本気で購入を検討していない相手の値下げ要求を受けても、成約につながる可能性は低いですし、購入意欲の低い方ほど無茶な値引きを持ちかけてきます。
基本的には、内覧の段階から物件を気に入った様子を見せていたり、買付証明書の提出と共に価格交渉をしてきたりする相手とやり取りしましょう。
交渉を有利に進めるためのポイント
●相場を把握して根拠のない値下げを断る
不動産は、多くの場合、地域の相場で売買されます。
また、不動産市場では、値下げをするとしても売却価格の5~10%程度に留めるのが一般的です。
相場を把握しておけば、根拠のない値下げや極端な値下げを要求されても、「相場だから値下げしなくても売れる」「値下げ後に相場を下回るため、交渉を受けるメリットが薄い」と冷静に判断し、要求を断れるようになります。
●値下げできる限界のラインを決めておく
値下げしても良いと考えている場合は、買い主との交渉に臨む前に、どこまで値下げできるのか考えておきましょう。
「これ以上安くなるなら売れない」「これ以上安くすると自分が損をする」という限界のラインがわかっていると、押しの強い買い主相手の交渉でも、毅然とした態度で値下げを断れます。
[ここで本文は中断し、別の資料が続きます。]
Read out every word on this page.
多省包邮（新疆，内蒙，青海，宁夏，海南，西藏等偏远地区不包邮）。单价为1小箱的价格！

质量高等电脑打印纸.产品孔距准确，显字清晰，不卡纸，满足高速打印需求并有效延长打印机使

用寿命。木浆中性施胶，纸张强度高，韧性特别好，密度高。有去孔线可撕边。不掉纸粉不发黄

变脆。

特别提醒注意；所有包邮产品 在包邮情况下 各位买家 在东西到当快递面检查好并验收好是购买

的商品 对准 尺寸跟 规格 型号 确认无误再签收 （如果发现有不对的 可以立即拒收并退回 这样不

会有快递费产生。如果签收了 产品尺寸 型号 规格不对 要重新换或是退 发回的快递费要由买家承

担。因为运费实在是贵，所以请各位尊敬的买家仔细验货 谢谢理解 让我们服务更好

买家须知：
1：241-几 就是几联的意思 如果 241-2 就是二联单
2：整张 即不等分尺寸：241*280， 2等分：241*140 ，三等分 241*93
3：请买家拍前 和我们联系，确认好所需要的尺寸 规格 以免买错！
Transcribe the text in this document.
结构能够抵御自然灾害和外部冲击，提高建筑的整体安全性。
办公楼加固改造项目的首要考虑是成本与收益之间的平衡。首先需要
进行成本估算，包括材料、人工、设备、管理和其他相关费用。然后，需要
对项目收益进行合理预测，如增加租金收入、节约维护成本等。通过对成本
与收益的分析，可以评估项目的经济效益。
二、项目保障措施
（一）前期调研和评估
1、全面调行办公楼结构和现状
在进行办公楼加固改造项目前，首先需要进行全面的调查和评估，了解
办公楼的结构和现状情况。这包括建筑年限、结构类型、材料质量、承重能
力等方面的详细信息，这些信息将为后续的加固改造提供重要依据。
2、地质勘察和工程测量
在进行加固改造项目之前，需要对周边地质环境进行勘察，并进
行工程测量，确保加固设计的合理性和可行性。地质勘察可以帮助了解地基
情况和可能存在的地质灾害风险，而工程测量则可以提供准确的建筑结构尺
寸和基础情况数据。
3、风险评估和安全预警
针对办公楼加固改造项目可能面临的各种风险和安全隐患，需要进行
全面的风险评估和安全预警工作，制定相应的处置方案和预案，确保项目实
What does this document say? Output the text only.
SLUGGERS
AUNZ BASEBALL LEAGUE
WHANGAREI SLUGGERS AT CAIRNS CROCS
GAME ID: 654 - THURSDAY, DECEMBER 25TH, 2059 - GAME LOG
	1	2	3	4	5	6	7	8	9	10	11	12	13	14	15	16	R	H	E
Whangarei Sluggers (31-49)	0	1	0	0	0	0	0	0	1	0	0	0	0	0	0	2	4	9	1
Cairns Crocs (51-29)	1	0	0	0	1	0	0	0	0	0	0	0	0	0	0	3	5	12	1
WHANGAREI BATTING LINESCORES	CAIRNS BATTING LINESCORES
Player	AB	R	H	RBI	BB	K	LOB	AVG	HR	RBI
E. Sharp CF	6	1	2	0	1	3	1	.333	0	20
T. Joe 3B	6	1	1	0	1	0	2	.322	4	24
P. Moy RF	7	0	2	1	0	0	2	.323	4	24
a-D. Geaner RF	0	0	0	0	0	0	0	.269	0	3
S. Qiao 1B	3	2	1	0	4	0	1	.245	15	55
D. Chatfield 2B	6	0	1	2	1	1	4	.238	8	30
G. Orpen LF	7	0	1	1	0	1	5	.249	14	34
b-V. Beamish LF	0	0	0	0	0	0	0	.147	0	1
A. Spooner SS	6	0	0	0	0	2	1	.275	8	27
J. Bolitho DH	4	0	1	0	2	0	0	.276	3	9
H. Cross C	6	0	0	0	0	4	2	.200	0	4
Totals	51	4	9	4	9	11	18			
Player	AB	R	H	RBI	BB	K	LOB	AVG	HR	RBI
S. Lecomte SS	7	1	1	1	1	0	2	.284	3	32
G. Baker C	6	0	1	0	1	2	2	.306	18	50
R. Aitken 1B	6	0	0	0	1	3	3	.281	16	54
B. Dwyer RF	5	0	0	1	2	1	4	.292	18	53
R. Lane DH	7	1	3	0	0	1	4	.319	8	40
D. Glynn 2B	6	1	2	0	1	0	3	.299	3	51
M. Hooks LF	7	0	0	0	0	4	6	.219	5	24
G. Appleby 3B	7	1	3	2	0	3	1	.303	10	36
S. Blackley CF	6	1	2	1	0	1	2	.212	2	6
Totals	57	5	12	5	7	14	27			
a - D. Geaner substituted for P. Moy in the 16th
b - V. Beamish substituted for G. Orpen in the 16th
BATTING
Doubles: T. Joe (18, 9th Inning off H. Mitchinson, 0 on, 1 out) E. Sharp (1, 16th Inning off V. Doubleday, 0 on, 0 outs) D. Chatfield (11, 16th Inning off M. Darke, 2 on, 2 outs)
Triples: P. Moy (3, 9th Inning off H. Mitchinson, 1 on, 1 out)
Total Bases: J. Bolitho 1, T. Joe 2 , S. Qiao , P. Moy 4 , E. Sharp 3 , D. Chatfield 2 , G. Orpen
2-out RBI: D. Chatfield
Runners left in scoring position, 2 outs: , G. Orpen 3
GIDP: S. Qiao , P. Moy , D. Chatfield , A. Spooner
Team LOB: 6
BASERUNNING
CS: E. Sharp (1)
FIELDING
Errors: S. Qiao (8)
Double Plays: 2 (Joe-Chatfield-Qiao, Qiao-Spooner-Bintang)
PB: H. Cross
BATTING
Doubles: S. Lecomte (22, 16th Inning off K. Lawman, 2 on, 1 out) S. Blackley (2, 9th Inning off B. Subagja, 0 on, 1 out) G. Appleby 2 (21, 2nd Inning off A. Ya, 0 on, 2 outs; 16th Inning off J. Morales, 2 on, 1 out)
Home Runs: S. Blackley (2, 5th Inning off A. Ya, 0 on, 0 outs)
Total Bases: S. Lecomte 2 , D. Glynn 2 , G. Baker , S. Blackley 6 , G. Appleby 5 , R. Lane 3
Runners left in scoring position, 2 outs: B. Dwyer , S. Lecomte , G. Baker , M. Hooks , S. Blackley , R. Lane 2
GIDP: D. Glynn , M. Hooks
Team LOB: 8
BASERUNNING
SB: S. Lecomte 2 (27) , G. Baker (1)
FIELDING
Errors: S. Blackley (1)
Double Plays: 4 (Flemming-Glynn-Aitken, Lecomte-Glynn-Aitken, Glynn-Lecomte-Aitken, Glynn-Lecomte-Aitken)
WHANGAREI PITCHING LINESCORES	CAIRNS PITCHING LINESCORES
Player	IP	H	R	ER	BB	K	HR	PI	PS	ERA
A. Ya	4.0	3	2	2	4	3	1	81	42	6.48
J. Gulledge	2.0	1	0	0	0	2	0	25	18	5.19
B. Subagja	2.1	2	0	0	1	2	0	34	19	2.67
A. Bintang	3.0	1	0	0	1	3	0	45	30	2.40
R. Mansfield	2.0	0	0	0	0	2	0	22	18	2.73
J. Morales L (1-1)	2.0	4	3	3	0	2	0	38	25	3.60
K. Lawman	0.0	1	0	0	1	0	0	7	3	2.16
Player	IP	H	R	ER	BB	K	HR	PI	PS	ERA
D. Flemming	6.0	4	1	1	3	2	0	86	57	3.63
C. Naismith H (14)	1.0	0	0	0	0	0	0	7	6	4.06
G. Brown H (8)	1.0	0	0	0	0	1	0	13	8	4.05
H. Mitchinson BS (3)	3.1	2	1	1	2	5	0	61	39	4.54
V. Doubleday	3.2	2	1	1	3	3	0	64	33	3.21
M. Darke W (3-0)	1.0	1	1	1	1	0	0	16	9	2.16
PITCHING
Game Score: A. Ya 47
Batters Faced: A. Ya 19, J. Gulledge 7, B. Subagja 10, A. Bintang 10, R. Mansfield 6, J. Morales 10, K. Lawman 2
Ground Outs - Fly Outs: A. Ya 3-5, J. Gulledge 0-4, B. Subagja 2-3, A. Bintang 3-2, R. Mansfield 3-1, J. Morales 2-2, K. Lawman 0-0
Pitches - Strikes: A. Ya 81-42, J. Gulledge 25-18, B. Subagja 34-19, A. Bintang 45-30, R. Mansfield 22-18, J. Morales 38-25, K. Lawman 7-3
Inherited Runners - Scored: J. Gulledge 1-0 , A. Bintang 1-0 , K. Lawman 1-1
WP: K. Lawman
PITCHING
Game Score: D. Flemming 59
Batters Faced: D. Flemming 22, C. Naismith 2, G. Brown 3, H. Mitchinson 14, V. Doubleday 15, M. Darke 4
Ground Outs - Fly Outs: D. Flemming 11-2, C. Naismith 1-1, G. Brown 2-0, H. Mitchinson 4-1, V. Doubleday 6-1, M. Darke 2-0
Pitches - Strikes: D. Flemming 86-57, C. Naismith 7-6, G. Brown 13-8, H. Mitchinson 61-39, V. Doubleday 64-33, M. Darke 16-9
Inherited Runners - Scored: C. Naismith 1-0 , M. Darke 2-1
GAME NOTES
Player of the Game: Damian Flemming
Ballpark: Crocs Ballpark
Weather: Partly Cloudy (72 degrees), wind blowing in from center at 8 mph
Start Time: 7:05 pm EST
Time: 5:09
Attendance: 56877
値下げするかどうか、悩む時間を減らすことも重要です。
●買い主側の予算を見極める
基本的に、買い主が提示してくる値引き額は、買い主の予算上限よりも余裕があります。
たとえば、3,000万円の物件を300万円安くしてくれと言われた場合、2,800万円前後は出せる可能性が高いのです。
交渉を通して買い主側の予算を見極められれば、「300万円は難しいが、150万円の値下げならどうですか」といった提案ができます。
単に「300万円の値引きは無理」と断るよりも、お互いに妥協できる金額を提示するほうが、成約する可能性が高くなってお得です。
●売却開始直後や問い合わせが多い場合は交渉に応じない
もし、不動産の売却開始直後や、他にも内覧の申し込みや物件に関する問い合わせが届いている状況なら、無理な価格交渉は打ち切りましょう。
不動産の需要が高ければ、わざわざ値引きしなくても売れる可能性が高いです。
価格交渉にどう応じるかを考えたり、要求を拒否したりすること自体、売り主の負担になるので、条件の良い買い主への対応を優先しましょう。
不動産売却で価格交渉をする際の注意点
不動産売却の価格交渉は、その時々の状況や要望に応じて、対応を変えることが大切です。
たとえば、売却開始直後、なおかつ不動産を相場で売り出している場合、値引きに応じる必要はありません。
しかし、売却開始から半年経っても買い主が見つからず、できれば数ヵ月以内に売りたいといった場合なら、値引きを受けてでも成約した方が、売り主のメリットは大きくなります。
問い合わせの数や頻度によっても、いつ価格交渉を受けた方が良いかは変わってくるため、定期的に不動産業者と相談し、売却プランを修正しましょう。
まとめ
不動産売却では、本気で購入を検討して値下げを求めてくる方もいれば、安くなれば儲けもの程度の考えで、とりあえず値下げを求めてくる方もいます。
売り主の時間や体力は有限です。
全ての交渉に真正面から応じていると、売り主も疲れてしまうため、不動産を売る際はそもそも値下げに応じるのか、いくらまで値下げしても大丈夫なのかを考えた上で、購入意欲の高い買い主とだけ交渉するよう心がけましょう。